El próximo abril, el Valle de los Caídos cumplirá 60 años desde su apertura. Su historia es conocida: Francisco Franco decretó su construcción en 1940 e intervinieron presos republicanos en las obras, concluidas en 1958. El dictador, según su hija Carmen, «quizá quería que [el conjunto] fuera como lo de Felipe II después de la batalla de San Quintín, que había hecho el monasterio de El Escorial». Franco, en apariencia conciliador, decidió que el lugar acogiera a difuntos de ambos bandos de la contienda, reuniendo allí los restos de 34.000 víctimas. Pero pronto se constató que el Valle de los Caídos difícilmente sería un lugar de confraternización, pues en el discurso de inauguración el dictador recordó su triunfo en la guerra: lo efectuó el 1 de abril de 1959 (20º aniversario de su victoria) y recordó que su lucha seguía. «La anti-España fue vencida y derrotada, pero no está muerta», afirmó.

A la vez, los restos humanos depositados en el mausoleo llegaron por vías azarosas. La politóloga Paloma Aguilar señaló que su procedencia «no ha sido investigada» (hubo «traslados masivos de algunas fosas comunes que no fueron consultados con nadie») y no todos los caídos republicanos pudieron ser enterrados en el lugar al tener que acreditar su fe católica los familiares. Tampoco reinó la satisfacción entre vencedores: en junio de 1958, el primo del dictador, Francisco Franco Salgado-Araujo, anotó que había quienes veían mal «que se pudieran enterrar en la cripta lo mismo los que cayeron defendiendo la Cruzada que los rojos, que para eso aquellos están bien donde están».

Además, el traslado del cuerpo de José Antonio Primo de Rivera (fundador de la Falange) al Valle de los Caídos respondió a intereses políticos. Fue ejecutado en Alicante en 1936 y en noviembre de 1939 sus restos fueron llevados al monasterio de El Escorial, donde están enterrados los reyes españoles, lo que solo podía irritar a los monárquicos. Según la socióloga Zira Box, Franco lo decidió porque aquel sitio era «el signo glorioso de la resurrección de la patria». El traslado del cuerpo fue el ritual más espectacular del régimen: un cortejo iluminado con antorchas portó el ataúd relevándose cada 10 kilómetros. Sin embargo, en marzo de 1959 el dictador ordenó depositar el cadáver de Primo en el Valle de los Caídos para dar cancha a los monárquicos en detrimento de la Falange y se ausentó del acto (lo representó Luis Carrero Blanco).

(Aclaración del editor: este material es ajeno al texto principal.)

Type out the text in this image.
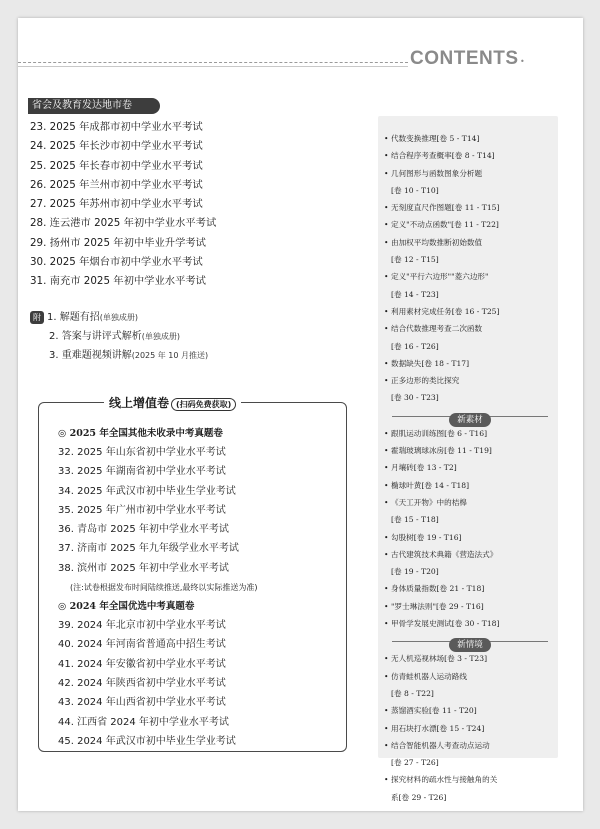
CONTENTS •
省会及教育发达地市卷
23. 2025 年成都市初中学业水平考试
24. 2025 年长沙市初中学业水平考试
25. 2025 年长春市初中学业水平考试
26. 2025 年兰州市初中学业水平考试
27. 2025 年苏州市初中学业水平考试
28. 连云港市 2025 年初中学业水平考试
29. 扬州市 2025 年初中毕业升学考试
30. 2025 年烟台市初中学业水平考试
31. 南充市 2025 年初中学业水平考试
附 1. 解题有招(单独成册)
2. 答案与讲评式解析(单独成册)
3. 重难题视频讲解(2025 年 10 月推送)
线上增值卷 (扫码免费获取)
◎ 2025 年全国其他未收录中考真题卷
32. 2025 年山东省初中学业水平考试
33. 2025 年湖南省初中学业水平考试
34. 2025 年武汉市初中毕业生学业考试
35. 2025 年广州市初中学业水平考试
36. 青岛市 2025 年初中学业水平考试
37. 济南市 2025 年九年级学业水平考试
38. 滨州市 2025 年初中学业水平考试
(注:试卷根据发布时间陆续推送,最终以实际推送为准)
◎ 2024 年全国优选中考真题卷
39. 2024 年北京市初中学业水平考试
40. 2024 年河南省普通高中招生考试
41. 2024 年安徽省初中学业水平考试
42. 2024 年陕西省初中学业水平考试
43. 2024 年山西省初中学业水平考试
44. 江西省 2024 年初中学业水平考试
45. 2024 年武汉市初中毕业生学业考试
• 代数变换推理[卷 5 - T14]
• 结合程序考查概率[卷 8 - T14]
• 几何图形与函数图象分析题
[卷 10 - T10]
• 无刻度直尺作图题[卷 11 - T15]
• 定义"不动点函数"[卷 11 - T22]
• 由加权平均数推断初始数值
[卷 12 - T15]
• 定义"平行六边形""菱六边形"
[卷 14 - T23]
• 利用素材完成任务[卷 16 - T25]
• 结合代数推理考查二次函数
[卷 16 - T26]
• 数据缺失[卷 18 - T17]
• 正多边形的类比探究
[卷 30 - T23]
新素材
• 跟肌运动训练图[卷 6 - T16]
• 霍瑞玻璃球冰房[卷 11 - T19]
• 月壤砖[卷 13 - T2]
• 椭球叶黄[卷 14 - T18]
• 《天工开物》中的桔槔
[卷 15 - T18]
• 勾股树[卷 19 - T16]
• 古代建筑技术典籍《营造法式》
[卷 19 - T20]
• 身体质量指数[卷 21 - T18]
• "罗士琳法则"[卷 29 - T16]
• 甲骨学发展史测试[卷 30 - T18]
新情境
• 无人机巡视林场[卷 3 - T23]
• 仿青蛙机器人运动路线
[卷 8 - T22]
• 蒸馏酒实验[卷 11 - T20]
• 用石块打水漂[卷 15 - T24]
• 结合智能机器人考查动点运动
[卷 27 - T26]
• 探究材料的疏水性与接触角的关
系[卷 29 - T26]
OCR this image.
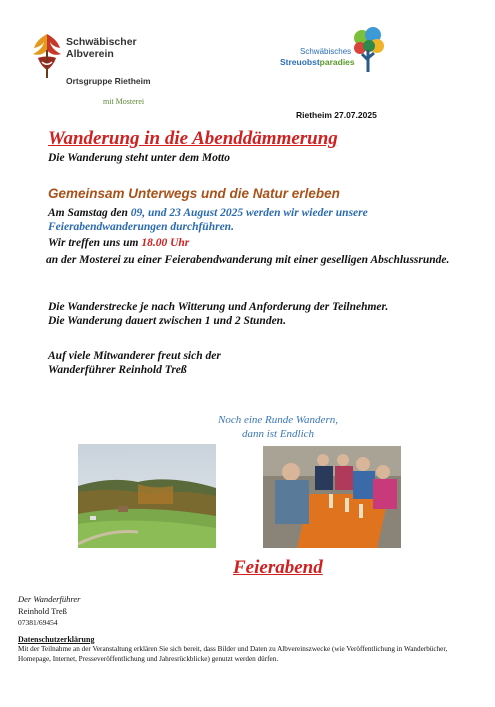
Schwäbischer
Albverein
Ortsgruppe Rietheim
mit Mosterei
Schwäbisches
Streuobstparadies
Rietheim 27.07.2025
Wanderung in die Abenddämmerung
Die Wanderung steht unter dem Motto
Gemeinsam Unterwegs und die Natur erleben
Am Samstag den 09, und 23 August 2025 werden wir wieder unsere Feierabendwanderungen durchführen.
Wir treffen uns um 18.00 Uhr
an der Mosterei zu einer Feierabendwanderung mit einer geselligen Abschlussrunde.
Die Wanderstrecke je nach Witterung und Anforderung der Teilnehmer.
Die Wanderung dauert zwischen 1 und 2 Stunden.
Auf viele Mitwanderer freut sich der
Wanderführer Reinhold Treß
Noch eine Runde Wandern,
dann ist Endlich
Feierabend
Der Wanderführer
Reinhold Treß
07381/69454
Datenschutzerklärung
Mit der Teilnahme an der Veranstaltung erklären Sie sich bereit, dass Bilder und Daten zu Albvereinszwecke (wie Veröffentlichung in Wanderbücher, Homepage, Internet, Presseveröffentlichung und Jahresrückblicke) genutzt werden dürfen.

Como puede apreciarse, el conjunto monumental ya no fue un ámbito de concordia desde sus inicios. En tal escenario, el entierro del autócrata en la basílica en 1975, junto a la tumba de José Antonio, selló la identificación del lugar con la dictadura. Sin embargo, Franco no decidió sus exequias allí, sino que al parecer habría sido el presidente Carlos Arias Navarro. El primero solo hizo un lacónico comentario al respecto el día de inauguración del conjunto a su arquitecto, Diego Méndez: «Bueno, Méndez, y en su día yo aquí, ¿eh?», dijo. Es más: el dictador ni siquiera transmitió su voluntad a la familia: «Yo no tenía ni idea de dónde quería ser enterrado», comentó su hija.

Juan María de Peñaranda, uno de los participantes en la operación Lucero (nombre que recibió el dispositivo organizado por el servicio de información --el SECED-- para el sepelio de Franco), dio en su momento esta explicación: «Fue una decisión de Presidencia, a sugerencia nuestra», para evitar enterrar el cadáver en la ciudad. Con esta decisión el Valle de los Caídos se convirtió en un centro de peregrinaje político de devotos del falangismo y nostálgicos del franquismo.

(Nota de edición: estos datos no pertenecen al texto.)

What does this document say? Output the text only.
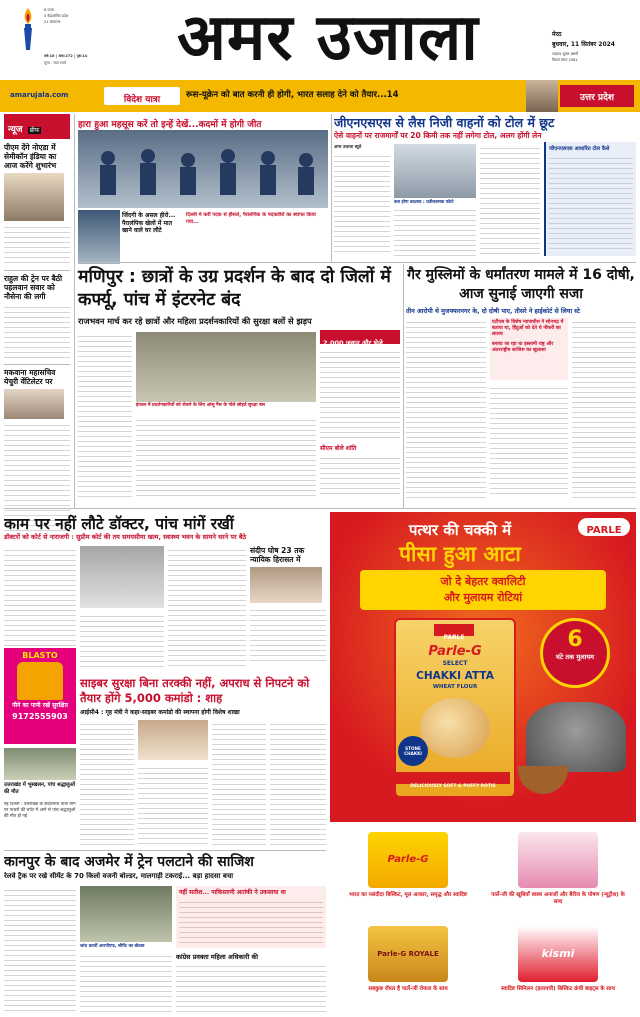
6 राज्य
3 केंद्रशासित प्रदेश
21 संस्करण
वर्ष:16 | अंक:272 | पृष्ठ:14
मूल्य : सात रुपये	अमर उजाला	मेरठ
बुधवार, 11 सितंबर 2024
भाद्रपद शुक्ल अष्टमी
विक्रम संवत 2081
amarujala.com	विदेश यात्रा	रूस-यूक्रेन को बात करनी ही होगी, भारत सलाह देने को तैयार...14	उत्तर प्रदेश
न्यूज ब्रीफ
पीएम देंगे नोएडा में सेमीकॉन इंडिया का आज करेंगे शुभारंभ
राहुल की ट्रेन पर बैठी पहलवान सवार को नौसेना की लगी
मकवाना महासचिव येचुरी वेंटिलेटर पर
हारा हुआ महसूस करें तो इन्हें देखें...कदमों में होगी जीत
जिंदगी के असल हीरो... पैरालंपिक खेलों में मात खाने वाले घर लौटे
दिल्ली में करीं पदक से हौसले, पैरालंपिक के पदकवीरों का स्वागत किया गया...
जीएनएसएस से लैस निजी वाहनों को टोल में छूट
ऐसे वाहनों पर राजमार्गों पर 20 किमी तक नहीं लगेगा टोल, अलग होंगी लेन
अमर उजाला ब्यूरो
कब होगा बदलाव : प्रतीकात्मक फोटो
जीएनएसएस आधारित टोल कैसे
मणिपुर : छात्रों के उग्र प्रदर्शन के बाद दो जिलों में कर्फ्यू, पांच में इंटरनेट बंद
राजभवन मार्च कर रहे छात्रों और महिला प्रदर्शनकारियों की सुरक्षा बलों से झड़प
इंफाल में प्रदर्शनकारियों को रोकने के लिए आंसू गैस के गोले छोड़ते सुरक्षा बल
2,000 जवान और भेजे
सीएम बोले शांति
गैर मुस्लिमों के धर्मांतरण मामले में 16 दोषी, आज सुनाई जाएगी सजा
तीन आरोपी थे मुजफ्फरनगर के, दो दोषी पाए, तीसरे ने हाईकोर्ट से लिया स्टे
एटीएस के विशेष न्यायाधीश ने सोनभद्र में बताया था, हिंदुओं को देते थे नौकरी का लालच
बनाया जा रहा था इस्लामी राष्ट्र और अंतरराष्ट्रीय साजिश का खुलासा
काम पर नहीं लौटे डॉक्टर, पांच मांगें रखीं
डॉक्टरों को कोर्ट से नाराजगी : सुप्रीम कोर्ट की तय समयसीमा खत्म, स्वास्थ्य भवन के सामने धरने पर बैठे
संदीप घोष 23 तक न्यायिक हिरासत में
BLASTO
पीने का पानी रखें सुरक्षित
9172555903
उत्तराखंड में भूस्खलन, पांच श्रद्धालुओं की मौत
नई दिल्ली : उत्तराखंड के केदारनाथ यात्रा मार्ग पर पत्थरों की चपेट में आने से पांच श्रद्धालुओं की मौत हो गई
साइबर सुरक्षा बिना तरक्की नहीं, अपराध से निपटने को तैयार होंगे 5,000 कमांडो : शाह
आईसी4 : गृह मंत्री ने कहा-साइबर कमांडो की स्थापना होगी विशेष शाखा
कानपुर के बाद अजमेर में ट्रेन पलटाने की साजिश
रेलवे ट्रैक पर रखे सीमेंट के 70 किलो वजनी बोल्डर, मालगाड़ी टकराई... बड़ा हादसा बचा
जांच करतीं आरपीएफ, सीमेंट का बोल्डर
नहीं सतीश... पाकिस्तानी आतंकी ने उकसाया था
कांग्रेस प्रवक्ता महिला अधिकारी की
PARLE
पत्थर की चक्की में
पीसा हुआ आटा
जो दे बेहतर क्वालिटी
और मुलायम रोटियां
PARLE
Parle-G
SELECT
CHAKKI ATTA
WHEAT FLOUR
STONE CHAKKI
DELICIOUSLY SOFT & PUFFY ROTIS
6
घंटे तक मुलायम
Parle-G
भारत का पसंदीदा बिस्किट, मूल आकार, समृद्ध और स्वादिष्ट	पार्ले-जी की खूबियाँ स्वस्थ अनाजों और बैरीज के पोषण (न्यूट्रीश) के साथ
Parle-G ROYALE
सबकुछ रॉयल है पार्ले-जी रोयाल के साथ
kismi
स्वादिष्ट सिमिलन (इलायची) बिस्किट क्रंची बाइट्स के साथ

La llamada ley de memoria histórica del 2007, que promovió José Luis Rodríguez Zapatero, quiso despolitizar el complejo y prohibió realizar en él «actos de naturaleza política». Sin embargo, la medida fue de escasa mella en un imaginario que vincula el conjunto arquitectónico con la glorificación de la dictadura. Por esta razón, no parece que el traslado del cadáver de Franco (dejando el de José Antonio en la basílica) llegue a alterar de forma sustancial esta percepción en la sociedad.

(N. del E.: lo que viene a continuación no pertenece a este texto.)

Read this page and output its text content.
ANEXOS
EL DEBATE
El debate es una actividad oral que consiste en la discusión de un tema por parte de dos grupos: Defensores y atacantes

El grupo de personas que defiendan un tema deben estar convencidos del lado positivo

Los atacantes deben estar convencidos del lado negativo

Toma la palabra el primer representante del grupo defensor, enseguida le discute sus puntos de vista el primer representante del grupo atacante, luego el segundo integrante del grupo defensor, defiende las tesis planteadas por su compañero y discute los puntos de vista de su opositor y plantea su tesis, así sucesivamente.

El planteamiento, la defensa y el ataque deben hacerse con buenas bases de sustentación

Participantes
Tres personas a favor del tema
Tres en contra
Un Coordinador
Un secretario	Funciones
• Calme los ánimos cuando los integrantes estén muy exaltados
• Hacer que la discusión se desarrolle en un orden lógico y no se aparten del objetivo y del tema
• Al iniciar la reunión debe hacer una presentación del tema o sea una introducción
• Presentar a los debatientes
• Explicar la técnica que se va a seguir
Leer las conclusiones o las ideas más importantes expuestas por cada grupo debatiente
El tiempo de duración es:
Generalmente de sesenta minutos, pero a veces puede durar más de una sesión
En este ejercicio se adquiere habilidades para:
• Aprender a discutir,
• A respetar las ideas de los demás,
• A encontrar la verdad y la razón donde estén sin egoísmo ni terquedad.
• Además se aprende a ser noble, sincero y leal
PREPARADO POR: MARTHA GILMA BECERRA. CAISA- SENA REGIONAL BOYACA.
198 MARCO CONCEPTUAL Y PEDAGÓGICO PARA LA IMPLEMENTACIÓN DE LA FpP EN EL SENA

Este panorama tiene un triste corolario: España carece hoy de un espacio de reconciliación de la guerra civil socialmente asumido como tal. En 1985 se quiso remediar este vacío y el rey Juan Carlos inauguró en Madrid la plaza de la Lealtad, un monumento a todos los caídos durante la conflagración de 1936: una antorcha cuya llama debía arder en «honor a todos los que dieron su vida por España». Pero la iniciativa no cuajó y en la actualidad el Valle de los Caídos constituye un legado envenenado del franquismo, que encarna la vigencia de las «dos Españas» machadianas ocho décadas después de la guerra civil.